Now every student gets a gold star, deserving or not. And what’s with all the graduation ceremonies, where no one walks away without a commendation of some sort. Besides, they’re not graduating from anything; they’re simple moving to the next grade.
It’s no wonder we have so many underachieving employees who think they don’t have to do a damn thing to succeed. Constant praise from mothers and teachers taught them nothing on how to succeed in the real world.
*I just can't recall how bored we were without computers, Play Station, Nintendo, X-box or 270 digital TV cable stations.
I for one wish we would have had those things back then in the hope that it would have helped me become computer literate in today’s world.
*Where was the Benadryl and sterilization kit when I got that bee sting? I could have been killed!
When I was stung by a bee picking up a apple on the ground in Mrs. Langer’s back yard and shrieked for the entire world to hear, she came running out, told me to shut up, pulled out the stinger and said I should go back to playing with Kirk and I’d live.
*Remember when kids played 'king of the hill' on piles of gravel left on vacant construction sites, and when we got hurt, Mom pulled out a $.48-cent bottle of Mercurochrome (kids liked it better because it didn't sting like iodine did) and then we got our butt spanked.

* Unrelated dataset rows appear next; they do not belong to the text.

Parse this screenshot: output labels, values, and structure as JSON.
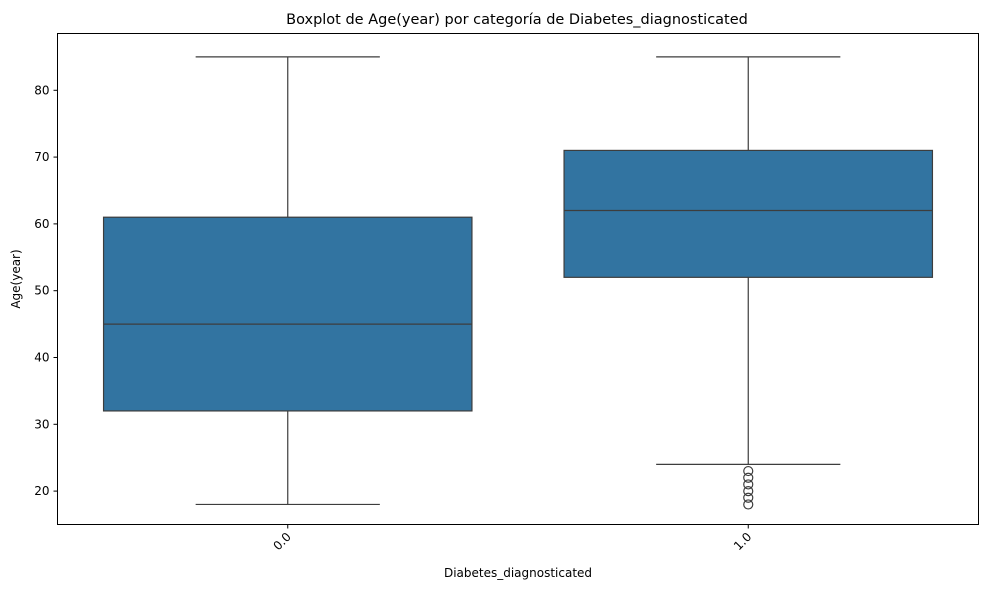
{
  "chart_data": {
    "type": "box",
    "title": "Boxplot de Age(year) por categoría de Diabetes_diagnosticated",
    "xlabel": "Diabetes_diagnosticated",
    "ylabel": "Age(year)",
    "categories": [
      "0.0",
      "1.0"
    ],
    "boxes": [
      {
        "category": "0.0",
        "whisker_low": 18,
        "q1": 32,
        "median": 45,
        "q3": 61,
        "whisker_high": 85,
        "outliers": []
      },
      {
        "category": "1.0",
        "whisker_low": 24,
        "q1": 52,
        "median": 62,
        "q3": 71,
        "whisker_high": 85,
        "outliers": [
          23,
          22,
          21,
          20,
          19,
          18
        ]
      }
    ],
    "ylim": [
      15,
      88.5
    ],
    "yticks": [
      20,
      30,
      40,
      50,
      60,
      70,
      80
    ],
    "xtick_rotation": 45,
    "grid": false,
    "box_color": "#3274a1",
    "line_color": "#3d3d3d"
  }
}
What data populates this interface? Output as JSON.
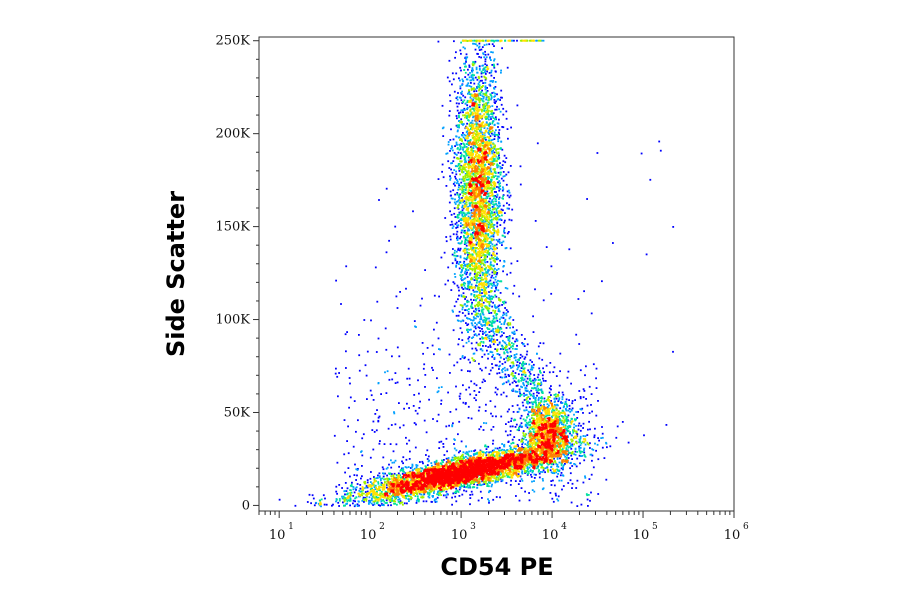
{
  "chart_data": {
    "type": "scatter",
    "plot_style": "flow cytometry pseudocolor density dot plot",
    "xlabel": "CD54 PE",
    "ylabel": "Side Scatter",
    "x_scale": "log",
    "xlim": [
      6,
      1000000
    ],
    "ylim": [
      -3000,
      252000
    ],
    "x_ticks": [
      {
        "base": "10",
        "exp": "1",
        "value": 10
      },
      {
        "base": "10",
        "exp": "2",
        "value": 100
      },
      {
        "base": "10",
        "exp": "3",
        "value": 1000
      },
      {
        "base": "10",
        "exp": "4",
        "value": 10000
      },
      {
        "base": "10",
        "exp": "5",
        "value": 100000
      },
      {
        "base": "10",
        "exp": "6",
        "value": 1000000
      }
    ],
    "y_ticks": [
      {
        "label": "0",
        "value": 0
      },
      {
        "label": "50K",
        "value": 50000
      },
      {
        "label": "100K",
        "value": 100000
      },
      {
        "label": "150K",
        "value": 150000
      },
      {
        "label": "200K",
        "value": 200000
      },
      {
        "label": "250K",
        "value": 250000
      }
    ],
    "density_colors": [
      "#0000ff",
      "#00a0ff",
      "#00e0a0",
      "#a0f000",
      "#ffe000",
      "#ff8000",
      "#ff0000"
    ],
    "populations": [
      {
        "center_x": 1000,
        "center_y": 18000,
        "peak_density": "high (red)"
      },
      {
        "center_x": 1500,
        "center_y": 170000,
        "peak_density": "medium (green/yellow)"
      },
      {
        "center_x": 9000,
        "center_y": 40000,
        "peak_density": "medium (cyan/green)"
      }
    ],
    "grid": false,
    "legend": "none"
  }
}
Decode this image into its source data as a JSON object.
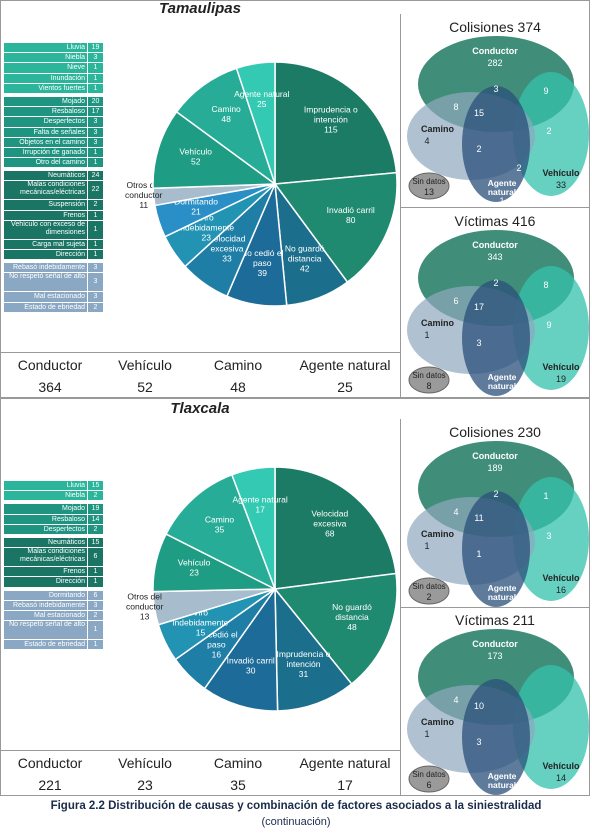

Now it's a trip to the emergency room, followed by a 10-day dose of a $49 bottle of antibiotics, and then Mom calls the attorney to sue the contractor for leaving a horribly vicious pile of gravel where it was such a threat.
Only $49? That’s getting off cheap.
*We didn't act up at the neighbor's house either because if we did, we got our butt spanked there and then we got butt-spanked again when we got home.
Same with my neighbor, Penny Mac, who I met for the first time after her son, Corky, leaned up against my back yard gate backwards and my dog bit him in the butt.
Instead, she called. I apologized and told her I’d pay for any medical bills. No problem. We met for coffee after analyzing the situation and found that the Cork had no more than a tiny bruise on his butt, and we became the best of friends before they moved away three years later.
Conversely, Corky and Maxie did not become best friends.
*We didn’t know we were from a dysfunctional family. We blindly thought we had occasional family trouble like everyone else.
We thought it was normal for everyone to have a crazy Aunt Ellen in the family skeleton closet, and if we didn’t have one, we felt deprived and didn’t have anything to gossip about.
*We didn’t needed to get into group therapy and anger management classes. We were obviously so duped by so many social ills that we didn't even notice that the entire country wasn't taking Prozac!
To all those who survived this sublimely naïve era, do you long for the good old day, or do you remember it differently?